At the beginning of Lent, I don’t exactly plan when I’m going to attend daily mass… there are some days that are more obvious than others. I’m a Eucharistic Minister at the Cathedral each Wednesday at noon – I lector at the Cathedral every other Friday at 5:10. And on Sundays, you can usually find me in the 5th or 6th pew (it depends on how fast the fan is running) at the 10:00 mass at St. Bede in Mentor. But the other days, it just depends.
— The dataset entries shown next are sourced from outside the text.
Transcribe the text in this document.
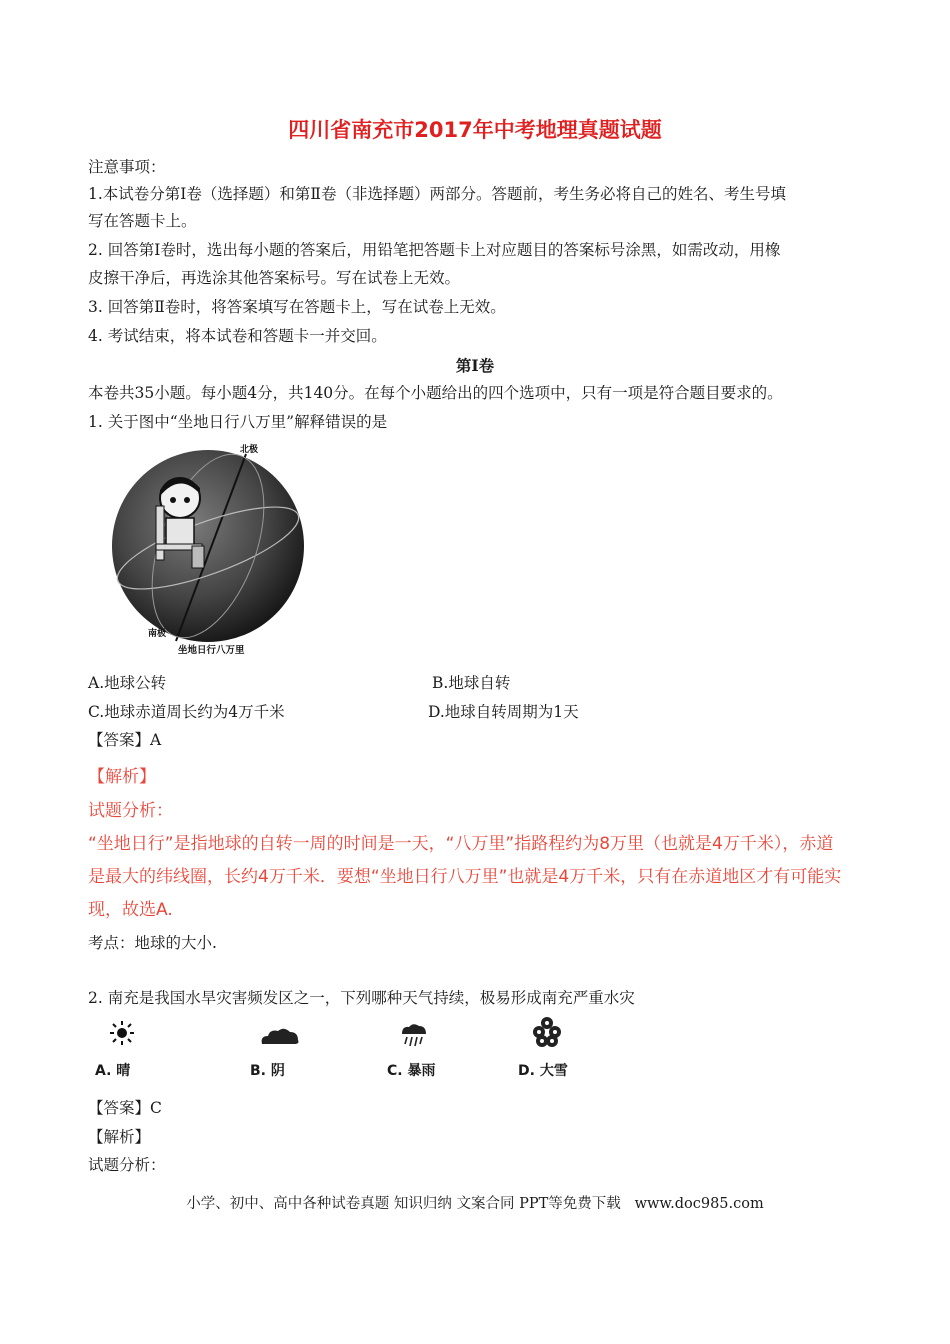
四川省南充市2017年中考地理真题试题
注意事项：
1.本试卷分第Ⅰ卷（选择题）和第Ⅱ卷（非选择题）两部分。答题前，考生务必将自己的姓名、考生号填
写在答题卡上。
2. 回答第Ⅰ卷时，选出每小题的答案后，用铅笔把答题卡上对应题目的答案标号涂黑，如需改动，用橡
皮擦干净后，再选涂其他答案标号。写在试卷上无效。
3. 回答第Ⅱ卷时，将答案填写在答题卡上，写在试卷上无效。
4. 考试结束，将本试卷和答题卡一并交回。
第Ⅰ卷
本卷共35小题。每小题4分，共140分。在每个小题给出的四个选项中，只有一项是符合题目要求的。
1. 关于图中“坐地日行八万里”解释错误的是
北极
南极
坐地日行八万里
A.地球公转	B.地球自转
C.地球赤道周长约为4万千米	D.地球自转周期为1天
【答案】A
【解析】
试题分析：
“坐地日行”是指地球的自转一周的时间是一天，“八万里”指路程约为8万里（也就是4万千米），赤道
是最大的纬线圈，长约4万千米．要想“坐地日行八万里”也就是4万千米，只有在赤道地区才有可能实
现，故选A.
考点：地球的大小.
2. 南充是我国水旱灾害频发区之一，下列哪种天气持续，极易形成南充严重水灾
A. 晴	B. 阴	C. 暴雨	D. 大雪
【答案】C
【解析】
试题分析：
小学、初中、高中各种试卷真题 知识归纳 文案合同 PPT等免费下载   www.doc985.com
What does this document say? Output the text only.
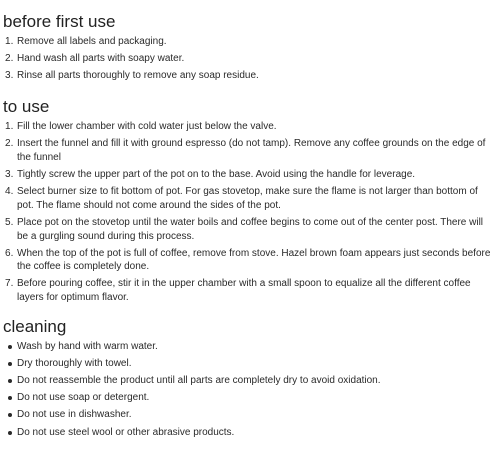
before first use
Remove all labels and packaging.
Hand wash all parts with soapy water.
Rinse all parts thoroughly to remove any soap residue.
to use
Fill the lower chamber with cold water just below the valve.
Insert the funnel and fill it with ground espresso (do not tamp). Remove any coffee grounds on the edge of the funnel
Tightly screw the upper part of the pot on to the base. Avoid using the handle for leverage.
Select burner size to fit bottom of pot. For gas stovetop, make sure the flame is not larger than bottom of pot. The flame should not come around the sides of the pot.
Place pot on the stovetop until the water boils and coffee begins to come out of the center post. There will be a gurgling sound during this process.
When the top of the pot is full of coffee, remove from stove. Hazel brown foam appears just seconds before the coffee is completely done.
Before pouring coffee, stir it in the upper chamber with a small spoon to equalize all the different coffee layers for optimum flavor.
cleaning
Wash by hand with warm water.
Dry thoroughly with towel.
Do not reassemble the product until all parts are completely dry to avoid oxidation.
Do not use soap or detergent.
Do not use in dishwasher.
Do not use steel wool or other abrasive products.
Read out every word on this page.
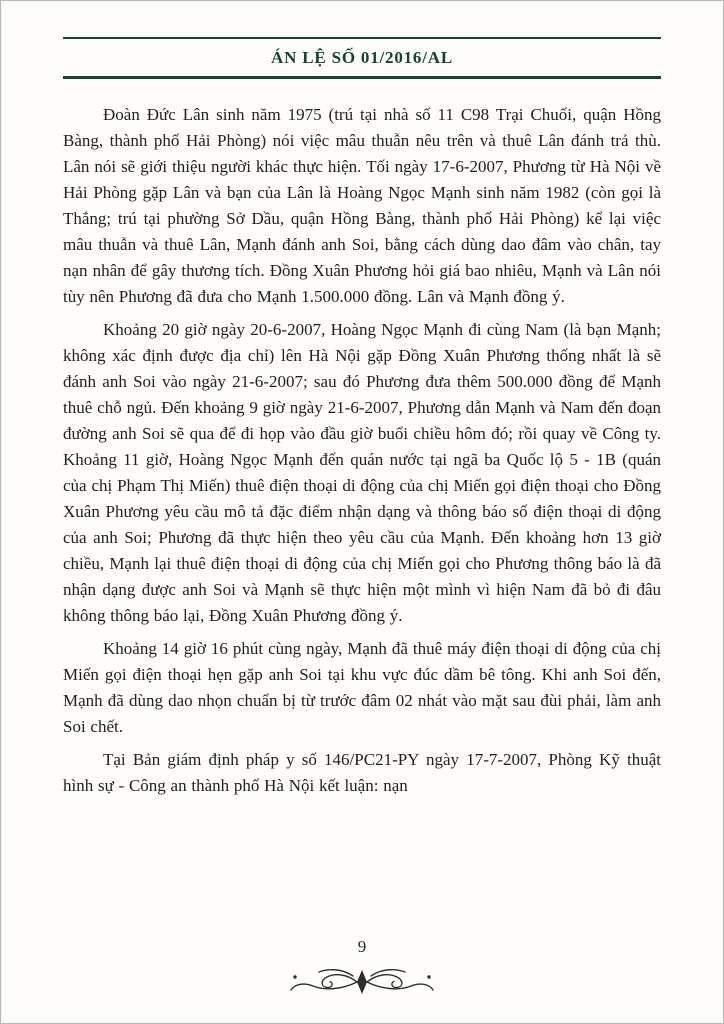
ÁN LỆ SỐ 01/2016/AL

Đoàn Đức Lân sinh năm 1975 (trú tại nhà số 11 C98 Trại Chuối, quận Hồng Bàng, thành phố Hải Phòng) nói việc mâu thuẫn nêu trên và thuê Lân đánh trả thù. Lân nói sẽ giới thiệu người khác thực hiện. Tối ngày 17-6-2007, Phương từ Hà Nội về Hải Phòng gặp Lân và bạn của Lân là Hoàng Ngọc Mạnh sinh năm 1982 (còn gọi là Thắng; trú tại phường Sở Dầu, quận Hồng Bàng, thành phố Hải Phòng) kể lại việc mâu thuẫn và thuê Lân, Mạnh đánh anh Soi, bằng cách dùng dao đâm vào chân, tay nạn nhân để gây thương tích. Đồng Xuân Phương hỏi giá bao nhiêu, Mạnh và Lân nói tùy nên Phương đã đưa cho Mạnh 1.500.000 đồng. Lân và Mạnh đồng ý.

Khoảng 20 giờ ngày 20-6-2007, Hoàng Ngọc Mạnh đi cùng Nam (là bạn Mạnh; không xác định được địa chỉ) lên Hà Nội gặp Đồng Xuân Phương thống nhất là sẽ đánh anh Soi vào ngày 21-6-2007; sau đó Phương đưa thêm 500.000 đồng để Mạnh thuê chỗ ngủ. Đến khoảng 9 giờ ngày 21-6-2007, Phương dẫn Mạnh và Nam đến đoạn đường anh Soi sẽ qua để đi họp vào đầu giờ buổi chiều hôm đó; rồi quay về Công ty. Khoảng 11 giờ, Hoàng Ngọc Mạnh đến quán nước tại ngã ba Quốc lộ 5 - 1B (quán của chị Phạm Thị Miến) thuê điện thoại di động của chị Miến gọi điện thoại cho Đồng Xuân Phương yêu cầu mô tả đặc điểm nhận dạng và thông báo số điện thoại di động của anh Soi; Phương đã thực hiện theo yêu cầu của Mạnh. Đến khoảng hơn 13 giờ chiều, Mạnh lại thuê điện thoại di động của chị Miến gọi cho Phương thông báo là đã nhận dạng được anh Soi và Mạnh sẽ thực hiện một mình vì hiện Nam đã bỏ đi đâu không thông báo lại, Đồng Xuân Phương đồng ý.

Khoảng 14 giờ 16 phút cùng ngày, Mạnh đã thuê máy điện thoại di động của chị Miến gọi điện thoại hẹn gặp anh Soi tại khu vực đúc dầm bê tông. Khi anh Soi đến, Mạnh đã dùng dao nhọn chuẩn bị từ trước đâm 02 nhát vào mặt sau đùi phải, làm anh Soi chết.

Tại Bản giám định pháp y số 146/PC21-PY ngày 17-7-2007, Phòng Kỹ thuật hình sự - Công an thành phố Hà Nội kết luận: nạn

9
I never go into Lent thinking I’m going to fulfill my obligation at a funeral. But when I think about it, I have attended more funerals in the last year than ever before, so the rate of its unlikeliness has decreased. I guess that’s an inevitable part of life – you age and people around you die more regularly with each passing year. Today, I attended the funeral of a mother of a co-worker. She was elderly and had battled Alzheimer’s for many years. My co-worker is now the last surviving member of her immediate family with both her father and sister passing before her mother. I think if I were in her shoes, that might impact me more than anything else. I think of my family – 2 parents and 3 siblings and can’t imagine a life without any of them, let alone all of them. My co-worker is in no way what I would consider “old.” She is a very enthusiastic, youthful 56. She travels the world with her husband, meets me for happy hour on occasion and takes great pride in her appearance. I see a lot of people in that age range who share these qualities and I find it inspiring and comforting. I want to be energetic, fun and still going on girls’ trips and planning St. Patty’s Day weekends away with Renee and Doug. I want to care what I look like and I want to have joints that don’t hurt and not be bound to a certain lifestyle because I’m not in the best of health due to anything I have done or haven’t done. And I want as many of my family members and friends to enjoy this same fate.
When someone you love dies, do you feel that they’re really gone? Is physical presence important to you? Does something happen and you feel like the person you loved who passed is sending you a signal? The priest who said the funeral mass this morning remarked that we should pray to those we’ve lost. We should keep talking to them because they’re never really gone.
After, I feel like I always do after a funeral – peaceful. If there is any moment where I sense God is in attendance, it is at a funeral. He is there to help us through the difficulty that goes along with losing someone we love. He is there to help us after the fact. And He is there to remind us that while we are mourning here, the one we’ve lost is happy, safe and listening for our prayers. Rest in peace, Jean.